In 1967 for the sake of a few hundred dollars the Toowoomba City Council decided to award the lease of the pool to another tenderer and so a 21 year association with Toowoomba came to an end. Right up until my parent lost the lease of the pool the Toowoomba Chronicle Learn to Swim Campaign remained in place and I continued to teach swimming on a voluntary basis (in those days there were strict rules governing the Amateur status of sport and Swimming was no exception) as I could not receive any payment for teaching swimming as I would no longer be eligible to compete in State and National Swimming titles.
After loosing the lease of Milne Bay Pool my parents had a brief stint managing the Camp Hill Carina Welfare Center (a Clem Jones initiative) before Monsignor Frawley made them an offer they could not refuse and moved to Scarborough on the Redcliffe Peninsular.
My parents always had a dream to open a swim school and in 1973 the original Shapland Swim School at 26 Hill Parade, Clontarf opened for business. That swim school is still operating today.
After retiring from competitive swimming in the late 1960’s I started teaching swimming professionally and was fortunate enough to be employed by Marist Brother College Ashgrove during the day which left me free to develop my private learn to swim businesses at Kenmore, The Gap, Ashgrove, Indooroopilly as well as riding a bicycle around the Gap where I taught swimming in private residences.

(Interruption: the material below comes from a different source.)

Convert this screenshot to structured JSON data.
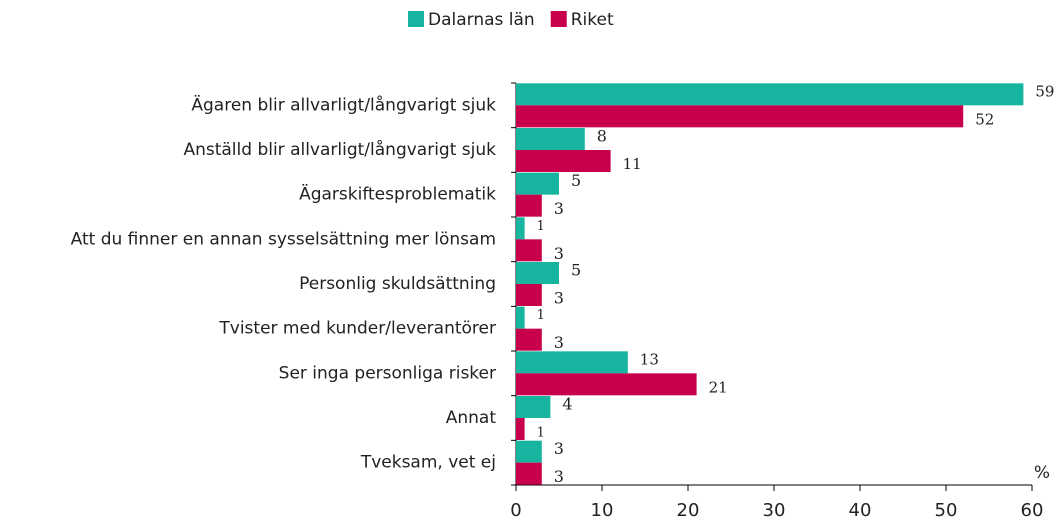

From 1976 until 1992 when we opened our first franchise at 50 Goodfellows Road Kallangur, I taught swimming during the summer and have lost track of the thousands of pupils I have taught over the last fifty five years.
Currently we have 12 specialized swim schools operating in South East Queensland using the Shapland, Swim in Five process honed by many many years of teaching swimming starting with Thomas Shapland. My parents dream swim school was one where the pool was purpose built (eight different depths), supplied a dry odour free observation area, clean heated water and small classes. This semi private philosophy came after years of operating out of public pools where large classes with multiple classes in the pool were the norm. Bernie often commented he wanted to get away from the “cattle dip” mentality and start making his learn to swim classes more private. A philosophy Shaplands still embrace today as we only take three students per class with a maximum of two classes in the pool at any one time.
The Shapland Story continues today as we strive to improve on what we already do extremely well and embrace the technology and nuances’ of today’s world. Over the seven decades Shapland’s have been teaching swimming one thing has remained constant – There are still five basic steps a child/adult needs to achieve in order to be able to swim and the Shapland family continues to apply our original Swim in Five Process.